Many very large monied interests want to keep the scam going via favorable posts (e.g. stonewalling) and refusal to challenge status quo thinking is also par for the course. Samsung was caught for hiring astroturfers. Judging by the refusal to engage me substantively on this subject that doesn’t surprise. Even without a paycheck being involved, though, it is clearly emotionally satisfying to critique without doing any good-faith work.
Instead of the emojis, ad homs, and lazy false claims — it would be amazing to see someone put forth the effort to explain, in detail, how the existence of the ‘consoles’ as they are today and have been since the start of the Jaguar-based era are not more harmful to the PC gamer’s wallet and more parasitic on the industry as a whole.
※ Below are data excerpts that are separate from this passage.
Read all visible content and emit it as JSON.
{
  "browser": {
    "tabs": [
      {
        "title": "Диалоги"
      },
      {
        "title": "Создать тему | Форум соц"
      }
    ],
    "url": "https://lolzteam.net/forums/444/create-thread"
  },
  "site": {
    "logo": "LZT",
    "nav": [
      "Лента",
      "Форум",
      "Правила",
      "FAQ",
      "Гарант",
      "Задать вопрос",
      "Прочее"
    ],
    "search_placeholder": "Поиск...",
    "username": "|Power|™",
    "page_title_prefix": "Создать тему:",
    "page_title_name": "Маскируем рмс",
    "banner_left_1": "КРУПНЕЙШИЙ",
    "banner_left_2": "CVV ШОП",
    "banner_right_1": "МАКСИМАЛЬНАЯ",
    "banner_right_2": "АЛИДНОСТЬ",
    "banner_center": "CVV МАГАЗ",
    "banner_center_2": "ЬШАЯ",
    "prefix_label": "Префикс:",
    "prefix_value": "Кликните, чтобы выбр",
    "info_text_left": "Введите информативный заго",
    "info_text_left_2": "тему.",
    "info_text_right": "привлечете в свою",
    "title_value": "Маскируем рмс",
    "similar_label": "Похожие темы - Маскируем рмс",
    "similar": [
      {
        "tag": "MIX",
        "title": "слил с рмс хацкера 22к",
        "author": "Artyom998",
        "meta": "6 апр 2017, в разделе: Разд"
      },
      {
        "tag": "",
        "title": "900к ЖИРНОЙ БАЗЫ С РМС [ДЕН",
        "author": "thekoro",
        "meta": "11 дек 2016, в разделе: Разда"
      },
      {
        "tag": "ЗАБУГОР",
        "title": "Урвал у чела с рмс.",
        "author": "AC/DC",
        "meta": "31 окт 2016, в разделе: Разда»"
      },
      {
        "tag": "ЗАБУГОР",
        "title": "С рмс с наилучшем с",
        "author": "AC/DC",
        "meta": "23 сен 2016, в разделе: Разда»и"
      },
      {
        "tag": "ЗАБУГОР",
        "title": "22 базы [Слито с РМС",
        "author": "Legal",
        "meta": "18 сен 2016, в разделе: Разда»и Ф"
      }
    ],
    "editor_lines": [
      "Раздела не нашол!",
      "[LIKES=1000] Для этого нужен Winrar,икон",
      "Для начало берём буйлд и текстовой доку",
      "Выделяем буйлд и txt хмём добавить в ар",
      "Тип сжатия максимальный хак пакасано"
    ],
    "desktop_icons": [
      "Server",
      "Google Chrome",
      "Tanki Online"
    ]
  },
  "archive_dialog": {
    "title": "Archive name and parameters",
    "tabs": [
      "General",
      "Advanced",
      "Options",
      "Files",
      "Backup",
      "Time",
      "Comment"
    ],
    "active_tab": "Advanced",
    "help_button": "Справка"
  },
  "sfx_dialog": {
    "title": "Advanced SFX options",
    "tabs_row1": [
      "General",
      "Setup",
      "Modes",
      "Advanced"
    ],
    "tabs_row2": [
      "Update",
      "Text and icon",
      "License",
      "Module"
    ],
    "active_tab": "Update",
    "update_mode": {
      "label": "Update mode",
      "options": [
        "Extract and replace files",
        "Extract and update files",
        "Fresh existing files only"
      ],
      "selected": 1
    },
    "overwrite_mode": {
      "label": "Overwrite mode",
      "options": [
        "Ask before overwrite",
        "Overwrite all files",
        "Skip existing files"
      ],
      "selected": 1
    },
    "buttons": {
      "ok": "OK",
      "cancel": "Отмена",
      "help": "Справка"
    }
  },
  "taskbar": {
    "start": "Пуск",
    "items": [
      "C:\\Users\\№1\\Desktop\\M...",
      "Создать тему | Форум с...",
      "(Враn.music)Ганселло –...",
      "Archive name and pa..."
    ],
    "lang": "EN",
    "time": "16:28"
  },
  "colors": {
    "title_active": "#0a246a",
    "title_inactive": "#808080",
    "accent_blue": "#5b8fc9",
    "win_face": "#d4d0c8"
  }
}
Explain how having four artificial walled software gardens is in the interest of the consumer, particularly in light of how everything has changed to run the same hardware platform. Explain how having wafers allocated to ‘consoles’ isn’t a way to undermine the competitiveness of the PC gaming platform, keeping prices high by creating demand artificially for the ‘consoles’. Explain how having just one 1/2 companies producing PC gaming GPUs (since AMD has been doing a half-hearted effort for years and sandbagging doesn’t disprove my point at all) has led to a healthy PC gaming platform rather than one that falls prey to mining, wafer unavailability, lack of competitiveness, etc. None of this is difficult to comprehend and there is plenty more to point out.
Suffice to say that Linux with Open GL, Vulkan, and the ITX form factor in particular make consoles put parasitic redundancy. It’s so obvious that apparently no one can be bothered to see it.
Oxford Guy - Monday, July 5, 2021 - link‘Pure’, not ‘put’. Typing on this phone, with its aggressive auto-defect, is enough to put me in a home.
Oxford Guy - Monday, July 5, 2021 - linkAnd don’t forgot all the years of selling GPUs designed for mining as if they’re PC gaming parts. It just goes on and on... all these too-obvious examples.